Anyway a passage which struck me as especially germane to medicine, health care in general, and health IT in particular was the following – which is actually Garfield citing another author, but there you go:

And can any of these books really help us in these decisions? Can even the most cogently aligned bullet point and quadrant matrix transform a hard-wired mind? The notion of saving four hours every ten minutes is challenged by The Slow Fix: Why Quick Fixes Don’t Work by Carl Honoré. The book set its tone with an epigram from Othello: ‘How poor are they who have not patience! What wound did ever heal but by degrees?’6

The quick fix has its place, Honoré argues – the Heimlich manoeuvre, the duct tape and cardboard solution from Houston that gets the astronauts home in Apollo 13 – but the temporal management of one’s life is not one of them. He reasons that too much of our world runs on unrealistic ambitions and shabby behaviour: a bikini body within a fortnight, a TED talk that will change the world, the football manager sacked after two months of bad results.
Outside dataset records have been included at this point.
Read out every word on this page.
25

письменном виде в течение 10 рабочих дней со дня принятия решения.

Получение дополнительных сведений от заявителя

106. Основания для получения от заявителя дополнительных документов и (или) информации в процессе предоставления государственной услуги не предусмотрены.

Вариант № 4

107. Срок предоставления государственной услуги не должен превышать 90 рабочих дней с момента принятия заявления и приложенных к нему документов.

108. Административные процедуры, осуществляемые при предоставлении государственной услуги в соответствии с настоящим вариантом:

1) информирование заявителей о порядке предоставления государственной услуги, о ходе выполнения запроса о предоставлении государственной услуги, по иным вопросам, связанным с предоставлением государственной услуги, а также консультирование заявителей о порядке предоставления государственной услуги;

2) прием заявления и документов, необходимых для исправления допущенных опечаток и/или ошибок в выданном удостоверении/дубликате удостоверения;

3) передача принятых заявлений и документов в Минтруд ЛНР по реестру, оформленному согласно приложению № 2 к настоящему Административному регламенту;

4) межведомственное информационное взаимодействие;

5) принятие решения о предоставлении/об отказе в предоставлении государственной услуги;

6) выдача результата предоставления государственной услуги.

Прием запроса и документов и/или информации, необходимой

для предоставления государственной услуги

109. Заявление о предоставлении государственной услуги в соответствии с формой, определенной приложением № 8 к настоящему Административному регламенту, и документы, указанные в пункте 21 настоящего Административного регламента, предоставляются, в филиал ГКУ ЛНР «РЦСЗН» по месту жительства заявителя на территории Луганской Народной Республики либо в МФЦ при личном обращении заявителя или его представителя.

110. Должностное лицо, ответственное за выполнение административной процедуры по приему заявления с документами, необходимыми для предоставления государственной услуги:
He cites examples of rushed and dismal failings from manufacturing (Toyota’s failure to deal with a problem with a proper solution that might have prevented the recall of 10 million cars) and from war and diplomacy (military involvement in Iraq). And then there is medicine and healthcare, and the mistaken belief – held too often by the media and initially the Bill and Melinda Gates foundation – that a magic bullet could cure the big diseases if only we worked faster and smarter and pumped in more cash. Honoré mentions malaria, and the vague but quaint story of a phalanx of IT wizards showing up at the Geneva headquarters of the World Health Organisation with a mission to eradicate malaria and other tropical diseases. When he visited he found the offices somewhat at odds with those of Palo Alto (ceiling fans and grey filing cabinets, no one on a Segway). ‘The tech guys arrived with their laptops and said, “Give us the data and the maps and we’ll fix this for you.”’ Honoré quotes one long-term WHO researcher, Pierre Boucher, saying. ‘And I just thought, “Will you now?” Tropical diseases are an immensely complex problem . . . Eventually they left and we never heard from them again.’”

As my own practice has developed over the years, I have come to a realisation that quick fixes tend to unfix themselves over time, and the quick fix mentality carries a huge cost over time.